This past Christmas, and all of my girl cousins were divvying up our grandmother's silver. We counted it all and figured that each person could pick three pieces. We took turns picking, and were all satisfied; if not wondering what we were going to do with our three random pieces of silverware. There were a few left that hadn't been counted: one warped spoon and several knives whose blades had been violently ripped out as evidenced by the curled-back metal on their handles.
Most of the girls had gone, when my aunt Dee, the eldest of my grandmother's children, walked in the room.
She looked at what was left of the silverware and said, "Oh. These went through the tornado."
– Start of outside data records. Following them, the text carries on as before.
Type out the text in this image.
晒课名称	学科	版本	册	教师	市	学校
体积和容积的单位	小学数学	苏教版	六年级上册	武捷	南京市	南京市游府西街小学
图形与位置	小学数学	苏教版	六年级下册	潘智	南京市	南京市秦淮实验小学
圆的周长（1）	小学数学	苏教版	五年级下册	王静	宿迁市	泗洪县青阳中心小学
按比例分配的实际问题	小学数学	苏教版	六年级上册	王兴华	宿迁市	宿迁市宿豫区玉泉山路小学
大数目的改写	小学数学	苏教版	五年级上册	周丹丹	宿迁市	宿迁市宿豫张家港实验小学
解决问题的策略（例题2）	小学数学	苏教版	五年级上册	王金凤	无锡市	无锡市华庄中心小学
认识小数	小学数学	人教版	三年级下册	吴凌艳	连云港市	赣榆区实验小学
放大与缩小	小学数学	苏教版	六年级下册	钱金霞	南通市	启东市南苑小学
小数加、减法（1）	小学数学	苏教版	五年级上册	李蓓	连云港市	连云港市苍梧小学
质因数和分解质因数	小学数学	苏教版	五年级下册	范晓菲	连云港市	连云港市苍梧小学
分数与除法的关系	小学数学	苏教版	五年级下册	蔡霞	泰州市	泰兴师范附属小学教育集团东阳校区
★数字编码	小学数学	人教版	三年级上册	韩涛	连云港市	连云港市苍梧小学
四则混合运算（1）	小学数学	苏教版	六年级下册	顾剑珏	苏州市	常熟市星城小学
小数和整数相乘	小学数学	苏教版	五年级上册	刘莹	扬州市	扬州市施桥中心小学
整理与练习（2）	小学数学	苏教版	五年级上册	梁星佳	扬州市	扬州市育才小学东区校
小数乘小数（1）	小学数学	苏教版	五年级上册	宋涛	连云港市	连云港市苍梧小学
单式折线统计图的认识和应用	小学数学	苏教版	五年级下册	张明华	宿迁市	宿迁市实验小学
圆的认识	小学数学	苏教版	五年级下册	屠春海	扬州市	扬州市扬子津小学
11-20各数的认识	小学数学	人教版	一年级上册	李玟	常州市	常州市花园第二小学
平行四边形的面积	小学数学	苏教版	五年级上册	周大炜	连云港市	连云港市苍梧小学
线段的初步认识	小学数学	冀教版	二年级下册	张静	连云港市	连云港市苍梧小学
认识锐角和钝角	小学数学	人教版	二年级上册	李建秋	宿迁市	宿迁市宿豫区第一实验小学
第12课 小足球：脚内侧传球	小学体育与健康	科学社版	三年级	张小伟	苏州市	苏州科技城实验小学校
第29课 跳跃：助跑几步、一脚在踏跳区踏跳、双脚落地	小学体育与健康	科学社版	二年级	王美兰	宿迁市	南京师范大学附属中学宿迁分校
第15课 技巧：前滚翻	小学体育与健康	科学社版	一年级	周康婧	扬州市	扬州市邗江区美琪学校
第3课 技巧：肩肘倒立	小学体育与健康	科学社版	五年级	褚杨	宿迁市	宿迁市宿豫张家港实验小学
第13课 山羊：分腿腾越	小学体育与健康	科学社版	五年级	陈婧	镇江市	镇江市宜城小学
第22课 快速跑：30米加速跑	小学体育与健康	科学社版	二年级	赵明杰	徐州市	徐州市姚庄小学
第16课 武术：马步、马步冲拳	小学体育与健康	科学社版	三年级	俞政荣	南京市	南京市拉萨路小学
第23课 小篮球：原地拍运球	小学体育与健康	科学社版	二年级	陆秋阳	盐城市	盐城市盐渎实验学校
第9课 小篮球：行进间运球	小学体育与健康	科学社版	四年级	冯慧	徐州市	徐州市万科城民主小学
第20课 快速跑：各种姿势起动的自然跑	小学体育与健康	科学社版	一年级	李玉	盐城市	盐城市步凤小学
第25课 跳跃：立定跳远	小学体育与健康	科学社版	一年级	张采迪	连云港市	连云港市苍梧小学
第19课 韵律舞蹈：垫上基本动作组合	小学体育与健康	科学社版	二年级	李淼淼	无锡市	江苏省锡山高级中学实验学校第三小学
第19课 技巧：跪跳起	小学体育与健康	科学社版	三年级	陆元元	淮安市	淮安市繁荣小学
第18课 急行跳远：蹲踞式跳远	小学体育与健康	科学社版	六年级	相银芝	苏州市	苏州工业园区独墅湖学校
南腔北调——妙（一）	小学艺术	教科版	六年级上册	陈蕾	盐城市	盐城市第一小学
We all new what she meant: One day when Dee was just a baby on my grandparent's farm (cows and corn, I think), my grandmother put her down for a nap and laid down to take a rest herself. While she was sleeping, she had a dream. She dreamt that a tornado was coming and God told her "Wake up! Go get your baby." My grandmother woke up, went to the front door, and looked out across the fields. There it was: a hell-roaring tornado heading right for the her. She had just enough time to pick Dee out of her crib and hold her in her arms before the tornado hit the house. When it was all over, my grandmother found herself on top of a pile of rubble that used to be the barn, still holding Dee in her arms. They were both unhurt, except for little tiny cuts all over their bodies from all the broken glass and Dee's broken rib from my grandmother holding on to her so tightly.
The few of us that remained with the gnarly silverware immediately dove for what was left. I came away with the twisted spoon and a knife handle. They mean more to me than all the rest. Not just because they come with such a great story, but because they represent how I feel about my life: something broken and useless that became beautiful and precious once it was put in its proper context.